Apple (NASDAQ:AAPL) has promised a new category this year. While the very active Apple rumor mill hasn't come to a clear consensus yet on exactly what this new category will be, most of the leaks, clues, and gossip point to a potential smartwatch, referred to as the iWatch. Here is the latest roundup of recent iWatch rumors along with the important discussion: Could the iWatch really be Apple's "new category?"
The broad nature of the speculated device remains generally the same across most rumors. The iWatch will reportedly run iOS on a 1.5-inch, curved glass display and have biometrics and other sensors built in.
The hurdle, however, seems to be battery life. The small battery needed for the device is turning out to be a challenge. With a rumored targeted battery life of four to five days, zero leaks have suggested that Apple has found a solution yet. Whether or not Apple has found a solution, however, the latest rumors reveal some of the options for battery life and charging the company is considering.
Apple has been testing wireless magnetic induction charging methods for the iWatch, a person briefed on the product recently told The New York Times. Wireless magnetic induction charging technology, which charges a device when it's on a charging plate, is already used in some Nokia smartphones.

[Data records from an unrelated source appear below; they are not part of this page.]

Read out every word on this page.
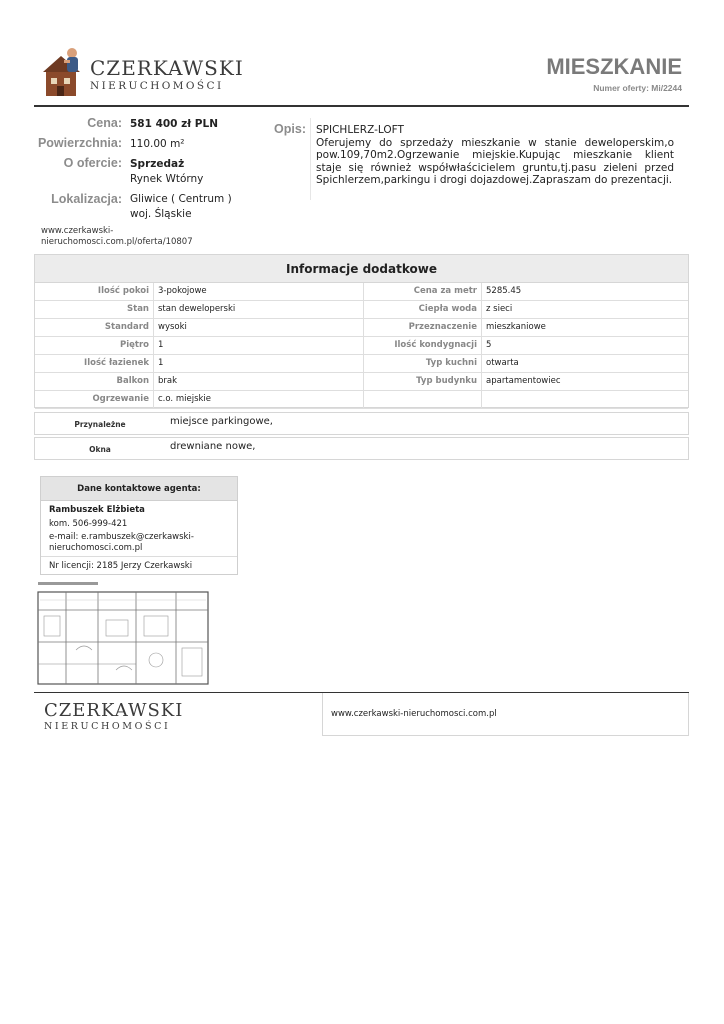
CZERKAWSKI
NIERUCHOMOŚCI
MIESZKANIE
Numer oferty: Mi/2244
Cena: 581 400 zł PLN
Powierzchnia: 110.00 m²
O ofercie: Sprzedaż
Rynek Wtórny
Lokalizacja: Gliwice ( Centrum )
woj. Śląskie
www.czerkawski-nieruchomosci.com.pl/oferta/10807
Opis: SPICHLERZ-LOFT
Oferujemy do sprzedaży mieszkanie w stanie deweloperskim,o pow.109,70m2.Ogrzewanie miejskie.Kupując mieszkanie klient staje się również współwłaścicielem gruntu,tj.pasu zieleni przed Spichlerzem,parkingu i drogi dojazdowej.Zapraszam do prezentacji.
Informacje dodatkowe
Ilość pokoi	3-pokojowe	Cena za metr	5285.45
Stan	stan deweloperski	Ciepła woda	z sieci
Standard	wysoki	Przeznaczenie	mieszkaniowe
Piętro	1	Ilość kondygnacji	5
Ilość łazienek	1	Typ kuchni	otwarta
Balkon	brak	Typ budynku	apartamentowiec
Ogrzewanie	c.o. miejskie
Przynależne	miejsce parkingowe,
Okna	drewniane nowe,
Dane kontaktowe agenta:
Rambuszek Elżbieta
kom. 506-999-421
e-mail: e.rambuszek@czerkawski-
nieruchomosci.com.pl
Nr licencji: 2185 Jerzy Czerkawski
CZERKAWSKI
NIERUCHOMOŚCI
www.czerkawski-nieruchomosci.com.pl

Other ideas Apple has experimented with for charging the iWatch, which are likely further out from being ready for the market, include solar and movement-based charging, people close to the efforts of the development of Apple's iWatch told the Times.
Is an iWatch launch likely?
Apple has somehow managed to keep its new product secret. While rumor activity certainly favors the iWatch, other new products in 2014 could include a television or a mobile payments service. Of course, Apple could also launch multiple products in new categories in 2014.
The only thing investors can be sure about at this point is that Apple is, indeed, going to launch a new product in a new category. Responding to Piper Jaffray analyst Gene Munster's question in Apple's first-quarter earnings call about whether Apple will still launch a product in a new category in 2014, Cook said, "Yes, absolutely. No change." Digging further, Munster asked about what kind of trajectory Apple might expect for this new product category. Cook responded vaguely, but also optimistically, "We have zero issue coming up with things we want to do that we think we can disrupt in a major way."
While it's unclear whether an iWatch will be one of Apple's new categories in 2014, Cook has expressed explicit interest in the wearables category before. At the 2013 D11 conference, Cook said he found the category "incredibly interesting" and even called the category "another very key branch of the tree."
An upside bonus
Whether Apple launches an iWatch or not, the very fact that it is working on new categories is good news for investors. Given the fact that Apple's conservative valuation at just 12.5 times earnings, any new trajectory has the potential to be rewarding for investors. Investors who buy at today's conservative valuation get to buy into a company with a massive hoard of cash, a successful line of existing products, and the bonus of the possibility that Apple will manage to disrupt or create yet another industry.